Remove 4,096 loop scale limitation.
ClosedPublic

Authored by dnovillo on Mar 31 2015, 5:07 AM.

Details

Summary

This is part 1 of fixes to address the problems described in
https://llvm.org/bugs/show_bug.cgi?id=22719.

The restriction to limit loop scales to 4,096 does not really prevent
overflows anymore, as the underlying algorithm has changed and does
not seem to suffer from this problem.

Additionally, artificially restricting loop scales to such a low number
skews frequency information, making loops of equal hotness appear to
have very different hotness properties.

The only loops that are artificially restricted to a scale of 4096 are
infinite loops (those loops with an exit mass of 0). This prevents
infinite loops from skewing the frequencies of other regions in the CFG.

At the end of propagation, frequencies are scaled to values that take no
more than 32 bits to represent. This is to prevent issues with
transformations that cannot deal with large numbers.

Tested on x86_64.

Diff Detail

Repository
rL LLVM

Event Timeline

dnovillo updated this revision to Diff 22939.Mar 31 2015, 5:07 AM
dnovillo retitled this revision from to Remove 4,096 loop scale limitation..
dnovillo updated this object.
dnovillo edited the test plan for this revision. (Show Details)
dnovillo added a reviewer: dexonsmith.
dnovillo added a subscriber: Unknown Object (MLST).

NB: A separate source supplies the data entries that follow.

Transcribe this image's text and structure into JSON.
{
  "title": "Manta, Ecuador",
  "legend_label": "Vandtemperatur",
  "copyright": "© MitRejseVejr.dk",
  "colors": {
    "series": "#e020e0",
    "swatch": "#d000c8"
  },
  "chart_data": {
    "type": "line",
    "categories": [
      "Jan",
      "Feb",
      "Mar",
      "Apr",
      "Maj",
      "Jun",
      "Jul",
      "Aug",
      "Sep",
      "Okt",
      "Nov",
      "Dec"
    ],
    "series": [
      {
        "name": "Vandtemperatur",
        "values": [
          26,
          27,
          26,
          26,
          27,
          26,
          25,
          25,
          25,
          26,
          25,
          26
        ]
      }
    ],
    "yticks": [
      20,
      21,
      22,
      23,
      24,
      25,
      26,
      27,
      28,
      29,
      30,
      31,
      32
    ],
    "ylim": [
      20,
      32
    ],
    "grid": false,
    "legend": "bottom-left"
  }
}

Generally looks good, seems like a nice practical step. Should let Duncan check the math before committing.

lib/Analysis/BlockFrequencyInfoImpl.cpp
339–348 ↗(On Diff #22939)

Mostly to check that I'm understanding this correctly, this will still result in really bizarre behavior where in some cases a non-infinite outer loop will be scaled higher than a finite inner loop.

Anyways, I would make this a FIXME as this may end up mattering more than I would like in practice.

430–431 ↗(On Diff #22939)

I would probably keep a FIXME here that we should be able to use the full 64-bits... Limiting this to 32-bits seems harmless but wasteful.

test/Analysis/BlockFrequencyInfo/bad_input.ll
35 ↗(On Diff #22939)

"scaled to max out at" -- missing 't'.

This revision was automatically updated to reflect the committed changes.